2007-01-17 01:50:21,480 WARN  mapred.LocalJobRunner - job_m5rew8
java.lang.NullPointerException
        at org.apache.hadoop.io.SequenceFile$Sorter$MergeQueue.merge(SequenceFile.java:2158)
        at org.apache.hadoop.io.SequenceFile$Sorter.merge(SequenceFile.java:1892)
        at org.apache.hadoop.mapred.MapTask$MapOutputBuffer.mergeParts(MapTask.java:498)
        at org.apache.hadoop.mapred.MapTask.run(MapTask.java:191)
        at org.apache.hadoop.mapred.LocalJobRunner$Job.run(LocalJobRunner.java:109)
2007-01-17 01:50:21,629 FATAL fetcher.Fetcher - Fetcher: java.io.IOException: Job failed!
        at org.apache.hadoop.mapred.JobClient.runJob(JobClient.java:402)
        at org.apache.nutch.fetcher.Fetcher.fetch(Fetcher.java:469)

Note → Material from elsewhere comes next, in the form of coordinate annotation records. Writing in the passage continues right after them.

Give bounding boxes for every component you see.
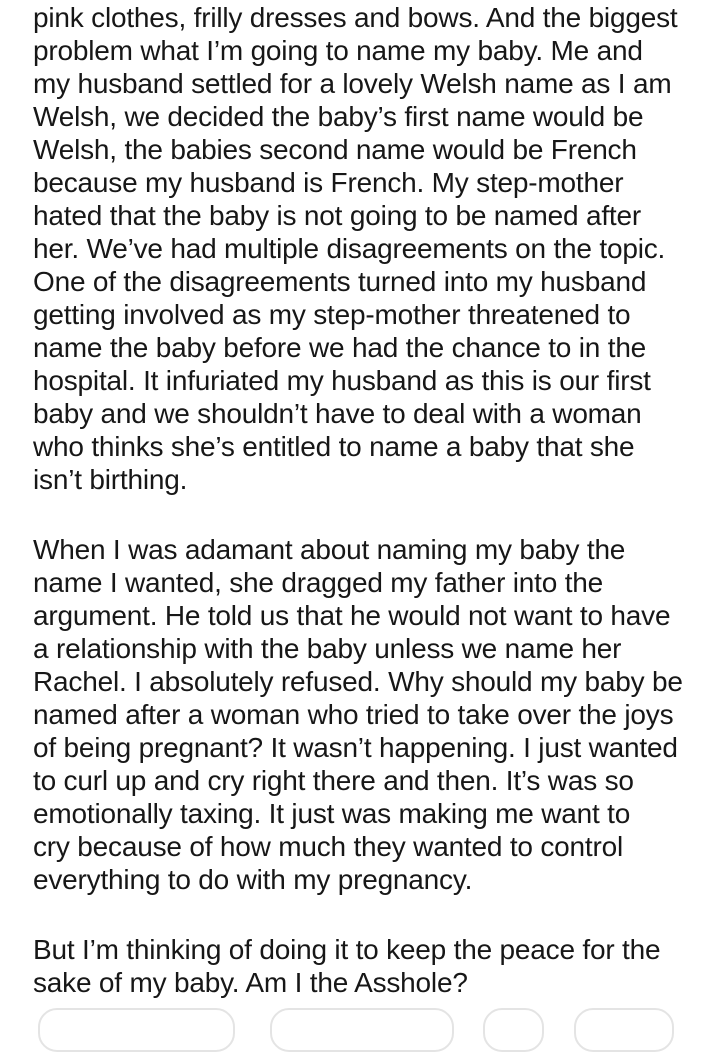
text-line: sake of my baby. Am I the Asshole? [33, 967, 468, 998]
text-line: my husband settled for a lovely Welsh name as I am [33, 68, 672, 99]
text-line: problem what I’m going to name my baby. Me and [33, 35, 643, 66]
paragraph-3 [33, 933, 720, 999]
text-line: a relationship with the baby unless we name her [33, 633, 622, 664]
text-line: her. We’ve had multiple disagreements on the topic. [33, 233, 666, 264]
text-line: hospital. It infuriated my husband as this is our first [33, 365, 651, 396]
text-line: When I was adamant about naming my baby the [33, 534, 626, 565]
text-line: everything to do with my pregnancy. [33, 864, 473, 895]
text-line: Welsh, the babies second name would be French [33, 134, 637, 165]
text-line: to curl up and cry right there and then. It’s was so [33, 765, 634, 796]
text-line: emotionally taxing. It just was making me want to [33, 798, 631, 829]
text-line: baby and we shouldn’t have to deal with a woman [33, 398, 642, 429]
action-chip-2[interactable] [270, 1008, 454, 1052]
action-chip-1[interactable] [38, 1008, 235, 1052]
action-chip-3[interactable] [483, 1008, 544, 1052]
text-line: of being pregnant? It wasn’t happening. I just wanted [33, 732, 678, 763]
text-line: getting involved as my step-mother threatened to [33, 299, 631, 330]
action-chip-4[interactable] [574, 1008, 674, 1052]
text-line: But I’m thinking of doing it to keep the peace for the [33, 934, 661, 965]
text-line: Welsh, we decided the baby’s first name would be [33, 101, 644, 132]
paragraph-2 [33, 533, 720, 896]
text-line: name I wanted, she dragged my father into the [33, 567, 604, 598]
text-line: cry because of how much they wanted to control [33, 831, 624, 862]
text-line: named after a woman who tried to take over the joys [33, 699, 674, 730]
text-line: who thinks she’s entitled to name a baby that she [33, 431, 635, 462]
text-line: name the baby before we had the chance to in the [33, 332, 647, 363]
text-line: because my husband is French. My step-mother [33, 167, 624, 198]
text-line: One of the disagreements turned into my husband [33, 266, 647, 297]
text-line: Rachel. I absolutely refused. Why should my baby be [33, 666, 683, 697]
text-line: argument. He told us that he would not want to have [33, 600, 671, 631]
bottom-chip-row [0, 1008, 720, 1021]
text-line: pink clothes, frilly dresses and bows. And the biggest [33, 2, 678, 33]
text-line: isn’t birthing. [33, 464, 188, 495]
paragraph-1 [33, 1, 720, 496]
text-line: hated that the baby is not going to be named after [33, 200, 641, 231]
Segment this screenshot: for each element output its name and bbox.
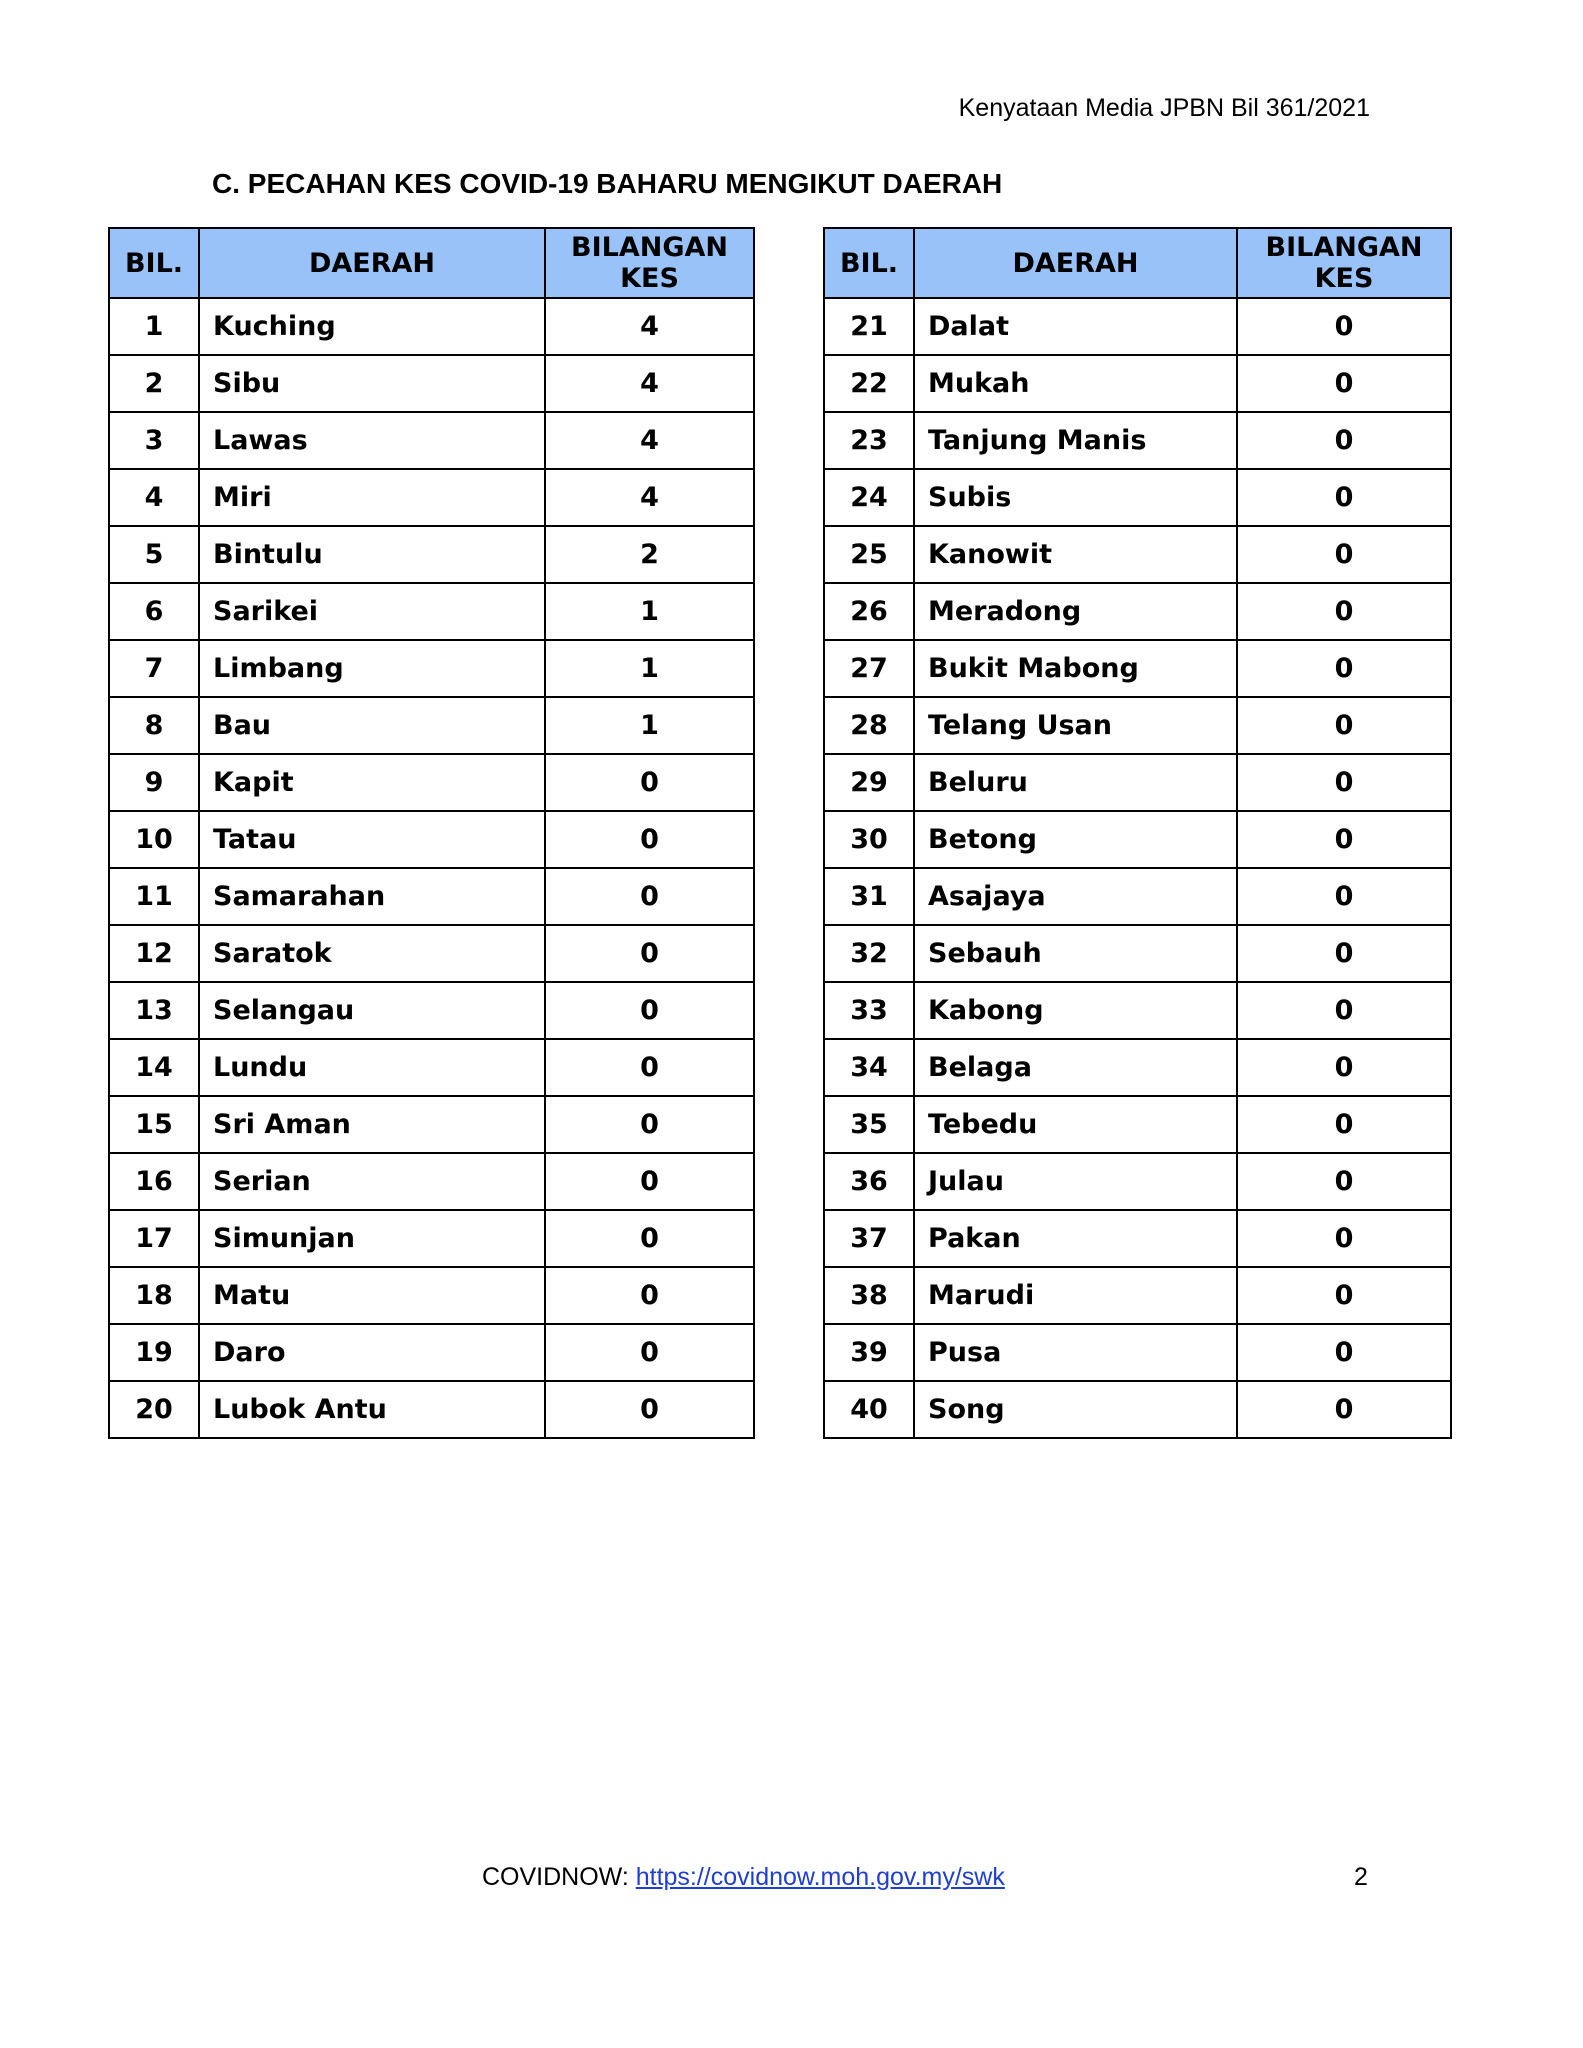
table-row [109,1153,754,1210]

        at org.apache.nutch.fetcher.Fetcher.run(Fetcher.java:504)
        at org.apache.hadoop.util.ToolBase.doMain(ToolBase.java:189)
        at org.apache.nutch.fetcher.Fetcher.main(Fetcher.java:476)

Its not failing right away upon fetch start but around 100k urls, my Hadoop map file makes it to about 2.4GB.